Thirty years later, the legend of the Old Coot has spread far beyond northern Berkshire county, appearing in books and internet sites and growing ever spookier in the transmission. Going back to these original sources, though, it becomes clear that the whole story was intended to be a bit of fun. It seems to have started out as a kind of early viral marketing for the 1939 ski championship, and kept in circulation by various Transcript veterans with a good sense of humor.
As for the photos, they are both pretty clearly doctored, with another negative laid over shots of woodland background. In this age of digital imaging, it is hard to see them as anything other than quaintly amusing bits of primitive photo alteration.
The story of Saunders himself, however, is open to debate. While there seems to be no record of a William Saunders in North Adams just prior to the Civil War, there is one around the right age appearing in the 1860 Williamstown census.
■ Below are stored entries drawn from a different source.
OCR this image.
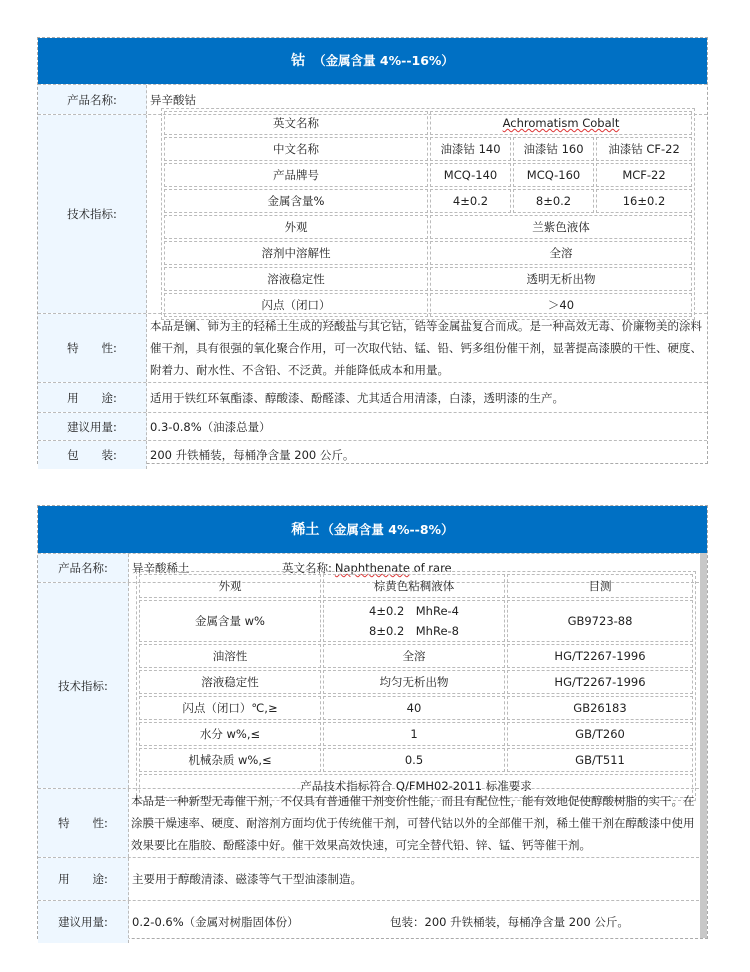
钴 （金属含量 4%--16%）
产品名称:	异辛酸钴
技术指标:
英文名称	Achromatism Cobalt		
中文名称	油漆钴 140	油漆钴 160	油漆钴 CF-22
产品牌号	MCQ-140	MCQ-160	MCF-22
金属含量%	4±0.2	8±0.2	16±0.2
外观	兰紫色液体		
溶剂中溶解性	全溶		
溶液稳定性	透明无析出物		
闪点（闭口）	＞40		
特　　性:
本品是镧、铈为主的轻稀土生成的羟酸盐与其它钴，锆等金属盐复合而成。是一种高效无毒、价廉物美的涂料催干剂，具有很强的氧化聚合作用，可一次取代钴、锰、铅、钙多组份催干剂，显著提高漆膜的干性、硬度、附着力、耐水性、不含铅、不泛黄。并能降低成本和用量。
用　　途:	适用于铁红环氧酯漆、醇酸漆、酚醛漆、尤其适合用清漆，白漆，透明漆的生产。
建议用量:	0.3-0.8%（油漆总量）
包　　装:	200 升铁桶装，每桶净含量 200 公斤。
稀土 （金属含量 4%--8%）
产品名称:	异辛酸稀土	英文名称: Naphthenate
of rare
技术指标:
外观	棕黄色粘稠液体	目测
金属含量 w%	4±0.2　MhRe-4
8±0.2　MhRe-8	GB9723-88
油溶性	全溶	HG/T2267-1996
溶液稳定性	均匀无析出物	HG/T2267-1996
闪点（闭口）℃,≥	40	GB26183
水分 w%,≤	1	GB/T260
机械杂质 w%,≤	0.5	GB/T511
产品技术指标符合 Q/FMH02-2011 标准要求		
特　　性:
本品是一种新型无毒催干剂，不仅具有普通催干剂变价性能，而且有配位性，能有效地促使醇酸树脂的实干。在涂膜干燥速率、硬度、耐溶剂方面均优于传统催干剂，可替代钴以外的全部催干剂，稀土催干剂在醇酸漆中使用效果要比在脂胶、酚醛漆中好。催干效果高效快速，可完全替代铅、锌、锰、钙等催干剂。
用　　途:	主要用于醇酸清漆、磁漆等气干型油漆制造。
建议用量:	0.2-0.6%（金属对树脂固体份）	包装：200 升铁桶装，每桶净含量 200 公斤。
The name of his wife given there is Helen, though, not Belle as in the later Transcript stories.
It may be that there is some kernel of real life drama forming the background of the tale, later moved for dramatic effect. Perhaps there really was a man they called the Old Coot, a true “Enoch Arden of the Berkshires.”
Then again, perhaps I’m wrong about the whole thing, and soon, over thirty years since the last known “sighting,” some intrepid local photographer will capture for us yet another proof of Greylock’s shadowy wanderer.